Socorro, quien encabezaría ahora la nutrida delegación de California en la convención nacional de los Nuevos Demócratas a celebrar el año siguiente, comenzó a expresar sus grandilocuentes opiniones ya en su primera conferencia de prensa, que tuvo lugar dos días después de la muerte de Leydecker. Sin que viniera a cuento, sugirió que el candidato más adecuado para la nominación por los Nuevos Demócratas era el Senador Elli Kane, de Illinois, desencadenando así instantáneamente el boom de Kane para presidente, que habría de hacerse abrumador en las semanas siguientes.

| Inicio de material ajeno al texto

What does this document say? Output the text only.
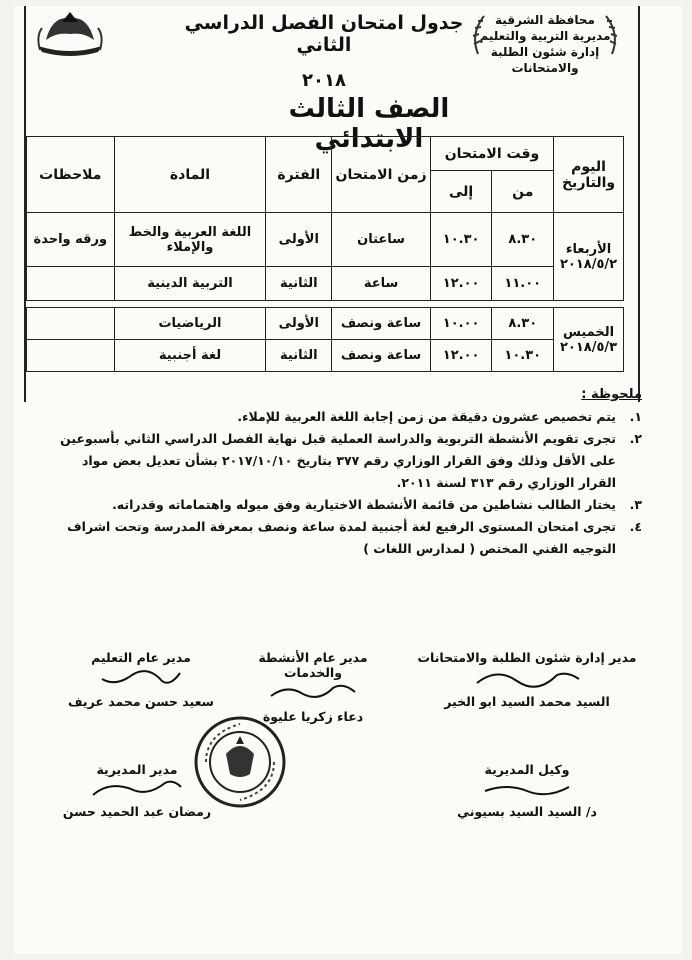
محافظة الشرقية
مديرية التربية والتعليم
إدارة شئون الطلبة والامتحانات
جدول امتحان الفصل الدراسي الثاني
٢٠١٨
الصف الثالث الابتدائي
اليوم والتاريخ	وقت الامتحان		زمن الامتحان	الفترة	المادة	ملاحظات
	من	إلى				

الأربعاء
٢٠١٨/٥/٢	٨.٣٠	١٠.٣٠	ساعتان	الأولى	اللغة العربية والخط والإملاء	ورقه واحدة
	١١.٠٠	١٢.٠٠	ساعة	الثانية	التربية الدينية	

الخميس
٢٠١٨/٥/٣	٨.٣٠	١٠.٠٠	ساعة ونصف	الأولى	الرياضيات	
	١٠.٣٠	١٢.٠٠	ساعة ونصف	الثانية	لغة أجنبية	
ملحوظة :
١.
يتم تخصيص عشرون دقيقة من زمن إجابة اللغة العربية للإملاء.
٢.
تجرى تقويم الأنشطة التربوية والدراسة العملية قبل نهاية الفصل الدراسي الثاني بأسبوعين على الأقل وذلك وفق القرار الوزاري رقم ٣٧٧ بتاريخ ٢٠١٧/١٠/١٠ بشأن تعديل بعض مواد القرار الوزاري رقم ٣١٣ لسنة ٢٠١١.
٣.
يختار الطالب نشاطين من قائمة الأنشطة الاختيارية وفق ميوله واهتماماته وقدراته.
٤.
تجرى امتحان المستوى الرفيع لغة أجنبية لمدة ساعة ونصف بمعرفة المدرسة وتحت اشراف التوجيه الفني المختص ( لمدارس اللغات )
مدير إدارة شئون الطلبة والامتحانات
السيد محمد السيد ابو الخير
مدير عام الأنشطة والخدمات
دعاء زكريا عليوة
مدير عام التعليم
سعيد حسن محمد عريف
وكيل المديرية
د/ السيد السيد بسيوني
مدير المديرية
رمضان عبد الحميد حسن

Yo mismo me había fijado ya en Kane. Cuando recibí la noticia de la muerte de Leydecker, mi cálculo inmediato fue que Quinn debería ahora intentar ser nominado para la presidencia en lugar de la vicepresidencia —¿por qué no aprovechar la publicidad extra, ahora que no teníamos por qué temer una lucha a muerte contra el omnipotente Leydecker?—; pero también pensé que debíamos seguir amañando las cosas de tal forma que, en la Convención, Quinn perdiese frente a un candidato de mayor edad y con menos encanto, quien se enfrentaría al presidente Mortonson en noviembre. De este modo, Quinn heredaría los restos de un partido a reconstruir de cara al año 2004. Alguien como Kane, un político fiel a la línea del partido, de aspecto distinguido, pero insustancial, resultaba el tipo ideal para el papel de «malo» que arrebata la nominación al meteórico joven alcalde.

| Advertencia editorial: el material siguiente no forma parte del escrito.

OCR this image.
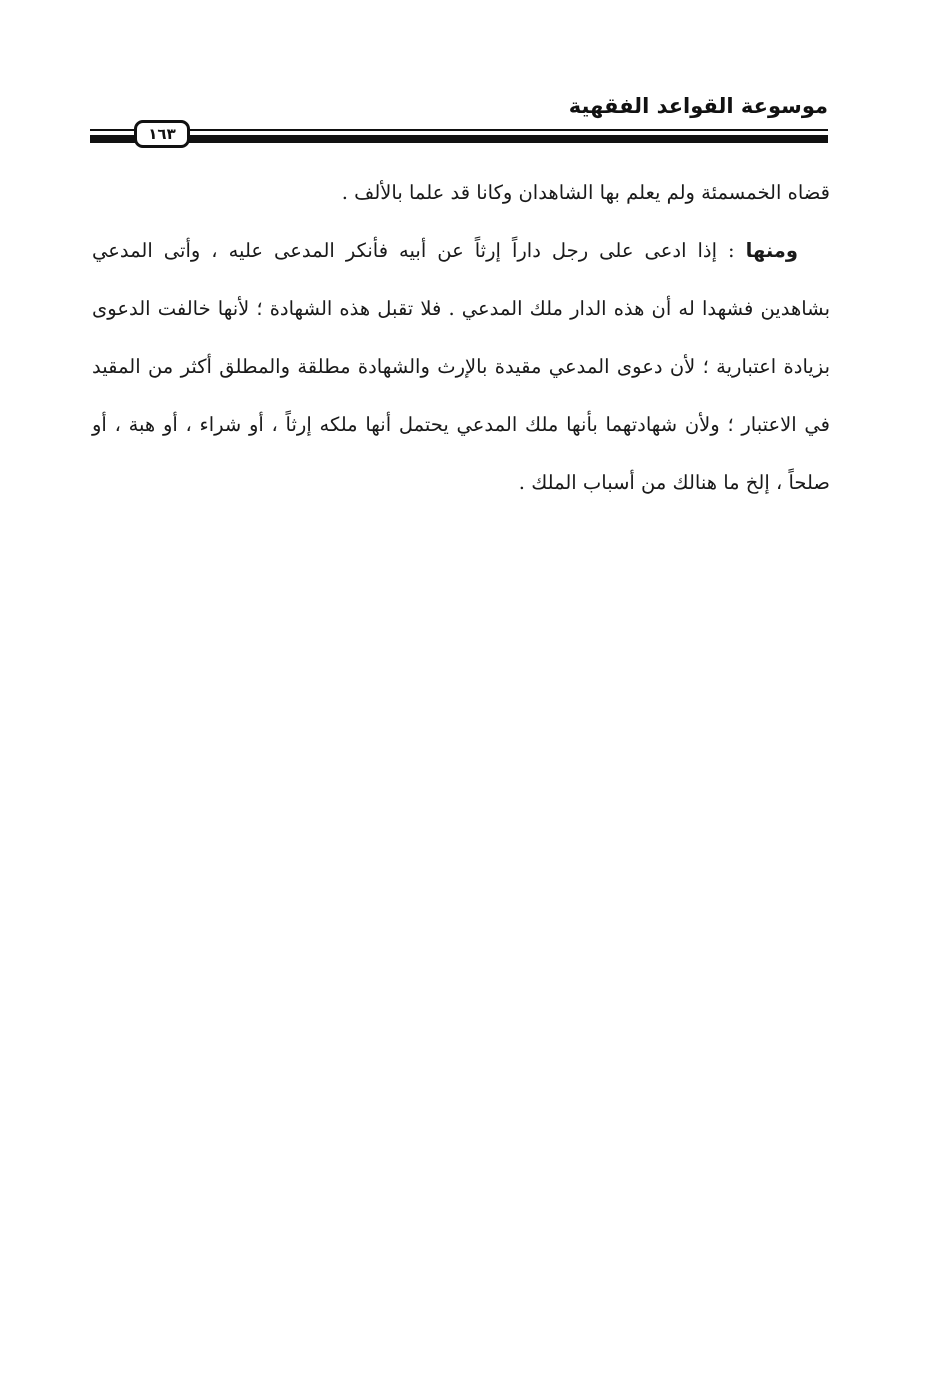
موسوعة القواعد الفقهية
١٦٣

قضاه الخمسمئة ولم يعلم بها الشاهدان وكانا قد علما بالألف .

ومنها : إذا ادعى على رجل داراً إرثاً عن أبيه فأنكر المدعى عليه ، وأتى المدعي بشاهدين فشهدا له أن هذه الدار ملك المدعي . فلا تقبل هذه الشهادة ؛ لأنها خالفت الدعوى بزيادة اعتبارية ؛ لأن دعوى المدعي مقيدة بالإرث والشهادة مطلقة والمطلق أكثر من المقيد في الاعتبار ؛ ولأن شهادتهما بأنها ملك المدعي يحتمل أنها ملكه إرثاً ، أو شراء ، أو هبة ، أو صلحاً ، إلخ ما هنالك من أسباب الملك .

No obstante, para que Quinn pudiese presentar un frente serio contra Kane, necesitábamos el apoyo de Socorro. En gran parte del país, Quinn seguía siendo una figura poco conocida, mientras que Kane era famoso y querido en el vasto centro del país. El respaldo de California, que haría que, si no con mucho más, Quinn contase al menos con los delegados de los dos estados de mayores dimensiones, le permitiría perder honrosamente frente a Kane. Me había imaginado que, obedeciendo a los dictados del buen gusto, se respetaría un intervalo de, como mínimo, una semana, y que luego podríamos intentar aproximarnos al gobernador Socorro. Pero el apoyo inmediato de Socorro a Kane lo modificó todo de la noche a la mañana, y dejó a Quinn «vendido». Nos encontramos de repente con un tour del senador Kane por toda California, flanqueado por el nuevo gobernador, y formulando alabanzas a las capacidades administrativas de Socorro.